Reaktionen auf die erste rein digitale Hauptversammlung

Es fehlt das gesprochene Wort

19. November 2020
von Börsenblatt

Die Mitglieder des Börsenvereins trafen sich zur Hauptversammlung. Aber dieses Jahr nicht im Saal, sondern virtuell mithilfe einer Software. Wie war das Erlebnis?

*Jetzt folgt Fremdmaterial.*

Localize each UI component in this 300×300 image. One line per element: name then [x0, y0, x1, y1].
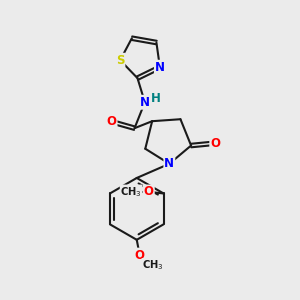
Text: H: H	[151, 92, 161, 105]
Text: O: O	[144, 185, 154, 199]
Text: O: O	[210, 137, 220, 150]
Text: O: O	[106, 115, 117, 128]
Text: S: S	[116, 54, 124, 67]
Text: O: O	[135, 249, 145, 262]
Text: N: N	[155, 61, 165, 74]
Text: N: N	[164, 157, 174, 170]
Text: CH$_3$: CH$_3$	[120, 185, 142, 199]
Text: N: N	[140, 96, 150, 109]
Text: CH$_3$: CH$_3$	[142, 259, 164, 272]
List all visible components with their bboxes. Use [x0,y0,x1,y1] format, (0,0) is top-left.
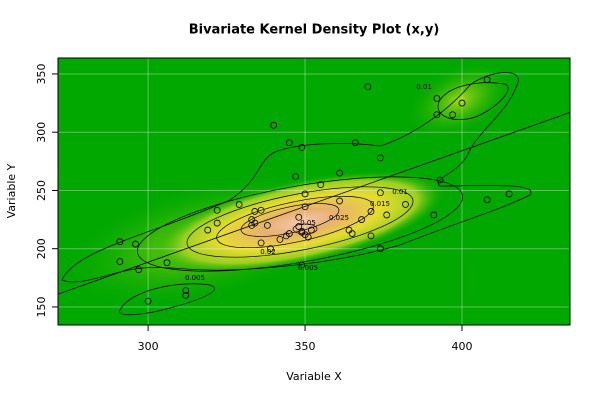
density-shade [403,59,517,141]
data-point [295,223,303,230]
contour-line [240,203,340,237]
data-point [364,83,372,91]
contour-label: 0.025 [329,214,349,222]
x-tick-label: 300 [138,340,159,353]
data-point [213,219,221,227]
data-point [298,228,306,236]
data-point [298,261,306,269]
data-point [292,173,300,180]
data-point [458,99,466,107]
contour-label: 0.015 [370,200,390,208]
data-point [182,291,190,299]
data-point [376,189,384,197]
data-point [270,121,278,129]
data-point [285,139,293,147]
data-point [317,181,325,189]
data-point [433,95,441,102]
data-point [144,297,152,305]
contour-line [137,176,463,272]
data-point [436,176,444,184]
data-point [116,238,124,246]
data-point [257,206,265,214]
data-point [336,197,343,205]
data-point [285,230,293,237]
x-tick-label: 350 [295,340,316,353]
data-point [505,190,513,198]
y-tick-label: 300 [35,122,48,143]
density-shade [153,170,447,274]
data-point [483,196,491,204]
data-point [433,111,441,119]
data-point [449,111,456,119]
y-tick-label: 150 [35,296,48,317]
data-point [376,245,384,253]
data-point [132,240,139,248]
data-point [383,211,391,219]
contour-line [216,195,374,249]
data-point [301,203,309,211]
contour-line [119,283,215,316]
data-point [298,143,306,151]
data-point [276,235,284,243]
data-point [248,221,256,229]
data-point [251,208,259,215]
contour-label: 0.01 [416,83,432,91]
y-tick-label: 350 [35,63,48,84]
data-point [358,216,365,223]
data-point [367,232,375,240]
data-point [235,201,243,208]
data-point [213,206,221,214]
data-point [135,266,143,274]
data-point [257,239,265,247]
data-point [367,208,375,215]
contour-line [437,82,509,120]
data-point [304,233,312,241]
y-axis-title: Variable Y [5,163,18,218]
y-tick-label: 250 [35,180,48,201]
data-point [204,226,212,234]
contour-label: 0.05 [300,219,316,227]
plot-frame [57,57,571,326]
data-point [351,139,359,147]
contour-line [292,223,318,235]
y-tick-label: 200 [35,238,48,259]
data-point [295,213,303,221]
contour-label: 0.005 [185,274,205,282]
contour-label: 0.02 [260,248,276,256]
data-point [402,201,409,208]
x-axis-title: Variable X [286,370,342,383]
fit-line [58,112,570,295]
data-point [263,221,271,229]
data-point [483,76,491,84]
contour-line [186,186,414,258]
data-point [182,287,190,295]
contour-label: 0.005 [298,264,318,272]
chart-title: Bivariate Kernel Density Plot (x,y) [189,23,440,38]
data-point [430,211,438,219]
contour-label: 0.01 [392,188,408,196]
data-point [163,259,171,267]
data-point [348,230,356,237]
x-tick-label: 400 [452,340,473,353]
data-point [307,226,315,234]
data-point [301,190,309,198]
data-point [376,154,384,162]
data-point [267,245,274,253]
data-point [336,169,343,177]
data-point [116,258,124,265]
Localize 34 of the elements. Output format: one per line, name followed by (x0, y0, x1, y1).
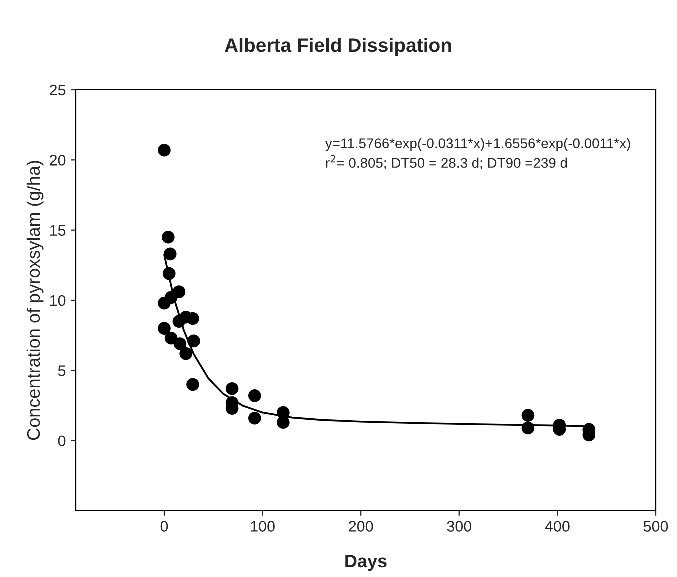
y-tick-label: 15 (50, 225, 66, 236)
point (186, 378, 200, 392)
annotation: r$^{2}$= 0.805; DT50 = 28.3 d; DT90 =239 d (326, 155, 568, 170)
y-tick-label: 25 (50, 84, 66, 96)
point (164, 248, 177, 261)
point (277, 416, 290, 429)
point (162, 267, 176, 280)
x-tick-label: 300 (447, 521, 472, 532)
point (162, 230, 175, 244)
y-tick-label: 0 (58, 436, 66, 447)
point (226, 382, 239, 396)
y-tick-label: 5 (58, 366, 66, 376)
x-tick-label: 200 (349, 521, 374, 532)
point (522, 422, 535, 435)
point (248, 390, 262, 402)
x-axis-title: Days (346, 555, 387, 572)
y-axis-title: Concentration of pyroxsylam (g/ha) (26, 161, 44, 440)
y-tick-label: 20 (50, 155, 66, 166)
point (180, 347, 193, 360)
point (186, 312, 200, 326)
point (158, 144, 171, 157)
x-tick-label: 0 (160, 521, 168, 532)
x-tick-label: 400 (545, 521, 570, 532)
annotation: y=11.5766*exp(-0.0311*x)+1.6556*exp(-0.0011*x) (325, 138, 630, 152)
chart-title: Alberta Field Dissipation (225, 38, 452, 56)
point (522, 409, 535, 422)
x-tick-label: 500 (644, 521, 668, 532)
point (158, 322, 171, 335)
x-tick-label: 100 (251, 521, 275, 532)
point (174, 338, 187, 350)
point (248, 412, 262, 425)
y-tick-label: 10 (50, 295, 66, 306)
point (188, 334, 200, 348)
point (158, 296, 171, 310)
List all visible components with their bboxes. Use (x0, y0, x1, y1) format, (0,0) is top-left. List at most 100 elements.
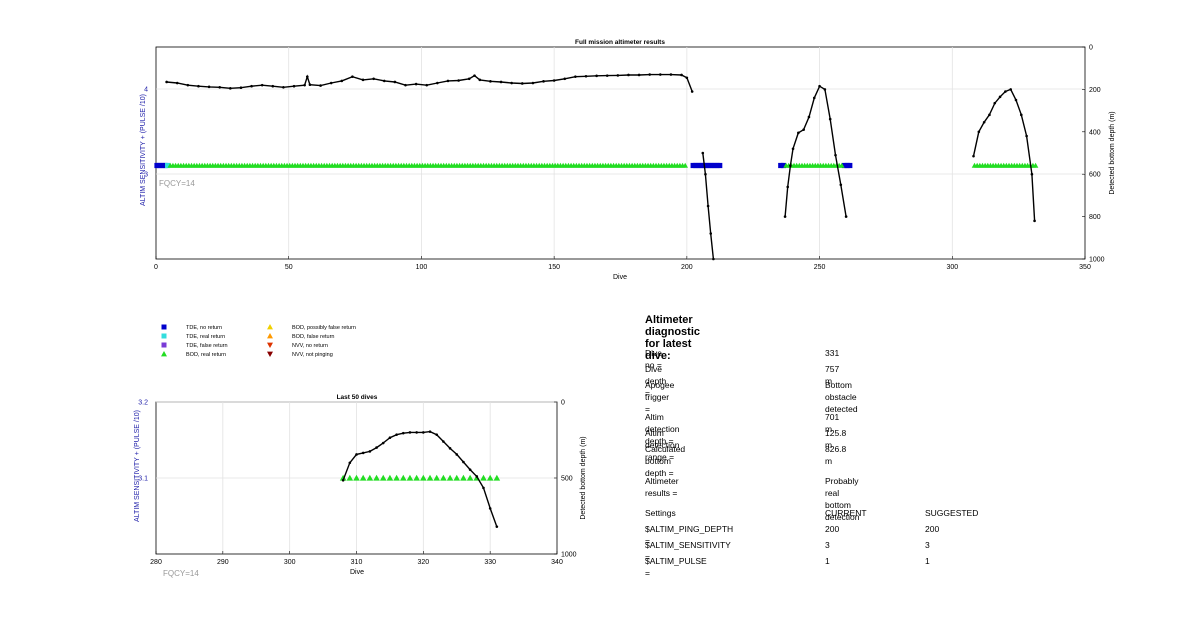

Der 17. November 2020 brachte dem Börsenverein eine Premiere. Im 196. Jahr seines Bestehens führte der Verband erstmals eine Hauptversammlung durch, die rein digital stattfinden musste. Wie nach Premieren üblich, blüht in den Tagen danach das Rezensionswesen: Was ist gut gelungen, was hätte besser laufen können? Dabei zeigt sich ein heterogenes Stimmungsbild, wie eine kleine Umfrage von Börsenblatt online belegt. Inhaltlich gibt es Beifall, technisch eher Buhs.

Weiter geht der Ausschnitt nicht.